И все это каким-то нелепым, каким-то… мерзким показалось: и эти пары, обнявшись, мявшиеся в синем гнетущем свете, и сама песня, и голос, певший ее, и Дима, сдержанно рыдающий и отстукивающий кулаком по столу.
Вадим ушел. Спустился к гардеробу, надел куртку и вышел на улицу, где, как и обещал Валера, уже поджидали несколько сгрудившихся у входа автомобилей: и такси, и джип, наверное, тех самых, классных парней, заказавших песню для Ленусика и Марюсика.
Было далеко за полночь. Пешком идти сил не было, да и далеко, да и ноги, отбитые внушительным Диминым кулаком, болели. — Наверняка, и синяки теперь будут, — сквозь печальную, все звучавшую в голове песню «централа», думал он, вернее, произнес вслух; теперь это не пугало его. Он дошел до пустой остановки. — Будет автобус, нет, не важно, — бормотали губы, а взгляд устало провожал проносившиеся мимо автомобили. И в этом виделось что-то нелепое и… мерзкое. Вся эта улица — мутная, блестящая искрами фар, вдруг выскакивающих из морозной пустоты, миг — и уже оранжевые точки, лишь раз блеснув, растворялись все в той же мутной, залитой огнями реклам пустоте. И этот застывший от мороза воздух, сквозь который прорывались эти редкие злые автомобили, так и зыркающие своими белыми глазищами по бугристой узенькой дороге, летом еще бывшей широким проспектом… Как же давно это было… и яблони в цвету, и пиво на лавочке… Нужно идти домой, — голова все еще клевала, хотелось укутаться в дубленку и улечься прямо здесь же, на лавочке… Нужно идти домой, — голова резко вскидывалась, и взгляд провожал очередную машину, выскочившую из морозной пустоты — в морозную пустоту. А может и не будет этих автобусов… Сколько времени-то? Рука привычно полезла в карман дубленки, где всегда лежал телефон. Не было телефона. — Не было, — голова запрокинулась и, вместе с густым морозным столбом, вышло это хриплое: Не было. — И голова упала на грудь.

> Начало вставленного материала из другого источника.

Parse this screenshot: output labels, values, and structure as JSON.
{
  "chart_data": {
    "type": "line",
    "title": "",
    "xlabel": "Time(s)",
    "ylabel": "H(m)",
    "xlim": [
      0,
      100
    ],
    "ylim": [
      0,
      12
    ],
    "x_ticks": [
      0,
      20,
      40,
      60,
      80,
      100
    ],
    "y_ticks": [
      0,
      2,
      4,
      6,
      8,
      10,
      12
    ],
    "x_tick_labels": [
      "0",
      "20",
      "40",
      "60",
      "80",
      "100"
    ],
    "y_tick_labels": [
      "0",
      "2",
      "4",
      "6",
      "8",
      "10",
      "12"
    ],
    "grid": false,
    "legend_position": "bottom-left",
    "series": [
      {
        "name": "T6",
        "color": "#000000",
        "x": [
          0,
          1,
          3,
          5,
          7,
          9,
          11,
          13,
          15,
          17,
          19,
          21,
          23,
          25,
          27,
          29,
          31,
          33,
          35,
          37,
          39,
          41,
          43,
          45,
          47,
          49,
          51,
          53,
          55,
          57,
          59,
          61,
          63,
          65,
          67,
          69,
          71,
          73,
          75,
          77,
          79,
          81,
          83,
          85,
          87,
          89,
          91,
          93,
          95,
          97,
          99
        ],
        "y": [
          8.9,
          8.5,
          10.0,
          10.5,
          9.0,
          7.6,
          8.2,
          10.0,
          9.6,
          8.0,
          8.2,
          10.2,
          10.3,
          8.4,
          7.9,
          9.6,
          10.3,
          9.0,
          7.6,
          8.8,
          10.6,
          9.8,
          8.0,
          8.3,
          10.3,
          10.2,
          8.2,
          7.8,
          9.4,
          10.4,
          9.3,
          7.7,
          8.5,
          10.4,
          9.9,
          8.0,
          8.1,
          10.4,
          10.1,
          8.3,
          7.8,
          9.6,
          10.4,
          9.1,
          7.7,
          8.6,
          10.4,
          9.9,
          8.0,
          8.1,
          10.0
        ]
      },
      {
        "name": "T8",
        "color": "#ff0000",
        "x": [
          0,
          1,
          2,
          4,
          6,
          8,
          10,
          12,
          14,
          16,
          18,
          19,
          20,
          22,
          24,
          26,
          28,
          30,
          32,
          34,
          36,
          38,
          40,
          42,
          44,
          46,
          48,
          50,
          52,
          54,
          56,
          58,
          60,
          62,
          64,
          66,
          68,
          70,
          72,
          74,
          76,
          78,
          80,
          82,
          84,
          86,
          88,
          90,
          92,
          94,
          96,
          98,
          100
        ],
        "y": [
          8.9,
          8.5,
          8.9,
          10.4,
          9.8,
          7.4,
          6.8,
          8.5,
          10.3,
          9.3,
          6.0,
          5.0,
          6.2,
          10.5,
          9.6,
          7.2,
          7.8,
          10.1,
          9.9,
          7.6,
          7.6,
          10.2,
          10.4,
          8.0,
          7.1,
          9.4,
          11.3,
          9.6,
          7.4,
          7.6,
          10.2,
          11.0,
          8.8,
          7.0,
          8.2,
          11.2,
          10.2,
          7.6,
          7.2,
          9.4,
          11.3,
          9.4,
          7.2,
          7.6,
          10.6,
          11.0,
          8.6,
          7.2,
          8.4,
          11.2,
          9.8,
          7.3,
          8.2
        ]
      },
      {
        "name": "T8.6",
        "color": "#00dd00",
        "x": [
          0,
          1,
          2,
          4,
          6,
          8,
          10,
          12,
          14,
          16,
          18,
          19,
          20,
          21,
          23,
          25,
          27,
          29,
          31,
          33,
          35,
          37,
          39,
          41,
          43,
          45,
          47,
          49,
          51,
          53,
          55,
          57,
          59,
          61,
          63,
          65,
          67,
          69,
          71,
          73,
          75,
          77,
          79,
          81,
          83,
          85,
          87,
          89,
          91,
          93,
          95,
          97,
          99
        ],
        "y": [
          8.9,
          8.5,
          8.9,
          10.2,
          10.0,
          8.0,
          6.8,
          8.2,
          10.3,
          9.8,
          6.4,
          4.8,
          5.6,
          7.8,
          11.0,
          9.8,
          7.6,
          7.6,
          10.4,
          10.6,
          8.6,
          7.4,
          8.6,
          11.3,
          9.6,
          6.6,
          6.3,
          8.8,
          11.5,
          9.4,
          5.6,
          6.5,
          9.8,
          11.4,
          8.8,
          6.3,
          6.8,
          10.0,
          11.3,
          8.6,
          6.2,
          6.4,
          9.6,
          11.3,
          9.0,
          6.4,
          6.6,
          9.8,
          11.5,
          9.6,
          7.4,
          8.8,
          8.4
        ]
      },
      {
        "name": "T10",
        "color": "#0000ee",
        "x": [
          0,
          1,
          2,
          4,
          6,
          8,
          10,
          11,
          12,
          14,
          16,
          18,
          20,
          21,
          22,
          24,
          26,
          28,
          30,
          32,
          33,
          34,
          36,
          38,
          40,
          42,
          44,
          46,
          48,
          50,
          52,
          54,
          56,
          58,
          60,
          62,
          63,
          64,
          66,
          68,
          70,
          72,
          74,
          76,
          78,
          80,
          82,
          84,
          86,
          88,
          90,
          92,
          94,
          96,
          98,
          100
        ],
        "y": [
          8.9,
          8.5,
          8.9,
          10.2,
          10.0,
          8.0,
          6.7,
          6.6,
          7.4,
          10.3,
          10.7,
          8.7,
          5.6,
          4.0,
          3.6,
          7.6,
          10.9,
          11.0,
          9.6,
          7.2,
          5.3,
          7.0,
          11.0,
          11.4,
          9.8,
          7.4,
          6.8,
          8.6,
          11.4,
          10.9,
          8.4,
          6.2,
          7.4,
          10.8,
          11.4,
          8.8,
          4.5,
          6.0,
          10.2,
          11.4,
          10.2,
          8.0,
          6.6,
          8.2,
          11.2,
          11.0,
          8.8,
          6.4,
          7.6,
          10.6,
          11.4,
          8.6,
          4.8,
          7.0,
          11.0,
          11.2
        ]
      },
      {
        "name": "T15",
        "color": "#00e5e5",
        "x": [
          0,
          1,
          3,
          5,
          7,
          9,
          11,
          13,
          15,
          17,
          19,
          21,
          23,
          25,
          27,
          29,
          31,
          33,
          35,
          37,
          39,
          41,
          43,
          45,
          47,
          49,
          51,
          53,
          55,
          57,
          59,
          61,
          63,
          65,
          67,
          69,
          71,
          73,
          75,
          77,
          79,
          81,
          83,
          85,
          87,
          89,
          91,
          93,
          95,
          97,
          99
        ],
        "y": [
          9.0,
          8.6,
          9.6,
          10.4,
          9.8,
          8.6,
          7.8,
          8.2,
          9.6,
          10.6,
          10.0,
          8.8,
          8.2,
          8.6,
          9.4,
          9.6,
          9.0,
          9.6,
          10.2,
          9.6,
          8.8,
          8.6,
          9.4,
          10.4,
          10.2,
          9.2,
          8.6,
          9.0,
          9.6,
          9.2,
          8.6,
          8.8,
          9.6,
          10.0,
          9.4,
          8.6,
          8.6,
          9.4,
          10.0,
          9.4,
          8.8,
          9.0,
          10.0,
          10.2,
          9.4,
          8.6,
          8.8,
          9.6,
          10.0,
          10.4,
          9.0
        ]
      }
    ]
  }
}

Все в той же оранжевой мути взбирался он по ступеням, цепляясь за поручни; тело все время норовило свалиться, и ноги — раз, в стороны; шаг, и тело, таки, свалилось в холодное дерматиновое кресло. И голова уперлась в шершавое непроглядное стекло. Теперь не нужен был контроль, ноги, поджатые, сами собой выпрямились, руки сложились на груди… вязкое ленивое тепло приятно покачивалось где-то в глубине, и только руки поерзывали, все уютнее устраиваясь в теплых мягких рукавах дубленки. И даже кондуктор не мешал, пусть треплет… пусть. Все равно, денег нет… все равно. ВСЕ — РАВНО.